Albert Einstein always supported her in science, but in life he gave her a blunt assessment: “Madame Curie is very intelligent but as cold as a fish: she lacks emotions—both sad and joyful. She expresses her feelings in only one way: she grumbles if something displeases her.”
Unable to Change
Einstein was only partly right. Beneath her exterior severity, Maria’s diaries reveal a passionate soul. “Constantly, new wonders of nature brought me joy, like a child,” she wrote. She also confessed in her diaries: “People who perceive the world as sensitively as I do, and are powerless to change anything within themselves, must hide this trait of their nature for as long as possible.”

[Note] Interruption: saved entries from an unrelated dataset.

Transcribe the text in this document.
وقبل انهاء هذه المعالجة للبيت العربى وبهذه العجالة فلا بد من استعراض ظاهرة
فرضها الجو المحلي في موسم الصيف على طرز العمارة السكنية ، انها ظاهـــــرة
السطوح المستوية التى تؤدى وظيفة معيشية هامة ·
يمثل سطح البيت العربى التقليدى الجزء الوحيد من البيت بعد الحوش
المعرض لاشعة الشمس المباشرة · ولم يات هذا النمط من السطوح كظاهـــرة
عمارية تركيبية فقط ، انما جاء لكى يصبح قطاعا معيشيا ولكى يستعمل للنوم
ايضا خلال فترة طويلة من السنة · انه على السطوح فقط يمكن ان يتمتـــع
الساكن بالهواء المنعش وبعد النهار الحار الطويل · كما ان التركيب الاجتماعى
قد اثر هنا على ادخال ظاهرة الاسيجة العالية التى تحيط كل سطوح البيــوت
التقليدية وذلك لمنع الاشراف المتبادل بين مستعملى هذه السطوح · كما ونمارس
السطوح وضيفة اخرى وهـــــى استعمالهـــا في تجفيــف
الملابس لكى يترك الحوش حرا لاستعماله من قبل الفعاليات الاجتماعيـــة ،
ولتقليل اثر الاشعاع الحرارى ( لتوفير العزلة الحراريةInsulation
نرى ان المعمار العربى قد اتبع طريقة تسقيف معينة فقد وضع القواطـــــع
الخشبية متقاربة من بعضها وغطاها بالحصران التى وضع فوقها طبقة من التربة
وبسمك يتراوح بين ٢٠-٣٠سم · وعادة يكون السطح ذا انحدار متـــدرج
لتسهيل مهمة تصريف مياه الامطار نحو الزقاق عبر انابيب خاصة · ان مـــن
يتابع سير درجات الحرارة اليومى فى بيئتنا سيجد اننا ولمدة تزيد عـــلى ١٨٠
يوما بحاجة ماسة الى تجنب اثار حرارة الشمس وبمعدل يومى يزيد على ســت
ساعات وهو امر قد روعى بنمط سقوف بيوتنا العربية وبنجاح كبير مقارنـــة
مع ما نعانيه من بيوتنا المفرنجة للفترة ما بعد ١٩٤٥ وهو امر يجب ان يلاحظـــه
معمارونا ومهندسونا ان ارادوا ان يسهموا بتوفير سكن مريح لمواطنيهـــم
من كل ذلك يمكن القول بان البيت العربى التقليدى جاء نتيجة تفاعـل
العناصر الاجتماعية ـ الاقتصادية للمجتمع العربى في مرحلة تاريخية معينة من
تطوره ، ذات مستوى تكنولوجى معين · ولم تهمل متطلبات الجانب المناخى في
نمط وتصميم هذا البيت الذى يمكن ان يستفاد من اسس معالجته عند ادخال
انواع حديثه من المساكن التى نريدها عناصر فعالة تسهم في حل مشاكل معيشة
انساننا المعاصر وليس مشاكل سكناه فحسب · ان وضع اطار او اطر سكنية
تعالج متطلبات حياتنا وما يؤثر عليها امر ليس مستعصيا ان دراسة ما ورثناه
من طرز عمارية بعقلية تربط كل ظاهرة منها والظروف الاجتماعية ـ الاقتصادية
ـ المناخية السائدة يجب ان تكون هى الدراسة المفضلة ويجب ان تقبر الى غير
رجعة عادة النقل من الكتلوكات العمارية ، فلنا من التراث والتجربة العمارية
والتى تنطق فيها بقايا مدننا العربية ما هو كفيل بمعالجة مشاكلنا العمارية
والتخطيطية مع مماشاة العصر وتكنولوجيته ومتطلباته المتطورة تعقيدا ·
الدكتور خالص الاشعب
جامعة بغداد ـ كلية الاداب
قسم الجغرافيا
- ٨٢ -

After Pierre’s death on April 19, 1906—he was fatally struck by a horse-drawn carriage while crossing the street—Maria placed a photograph of him in his coffin and sank into a long depression. A new passion eventually pulled her out. Four years later she began an affair with a married former student of her husband. The student even challenged a reporter who published the story to a duel. The duel never happened, and the student returned to his family. Although he ultimately did not leave his wife and children, the scandal could have damaged Maria’s career: after Pierre’s death, Skłodowska took his place at the University of Paris. For the first time a woman became a lecturer and headed a department, but in elections to the French Academy of Sciences she failed to win a majority.

Maria Skłodowska-Curie with her students.
Afterward Maria stopped nominating herself and reportedly declined the Legion of Honor twice, possibly for pacifist reasons. During World War I she funded mobile X-ray units for field hospitals, which helped save soldiers’ limbs from amputation. Skłodowska traveled to the front lines with her elder daughter and taught doctors how to use the new technology.
Maria Curie outlived her husband by 28 years, wrote memoirs about her closest collaborator, and continued her research on radioactivity. In spring 1934 tests showed harmful changes in her blood; on July 4 she died at 66 from anemia caused by ionizing radiation. She is officially recognized as one of the first victims of radiation sickness. In 1995 the remains of the Curie couple were transferred to the Panthéon in Paris as national heroes.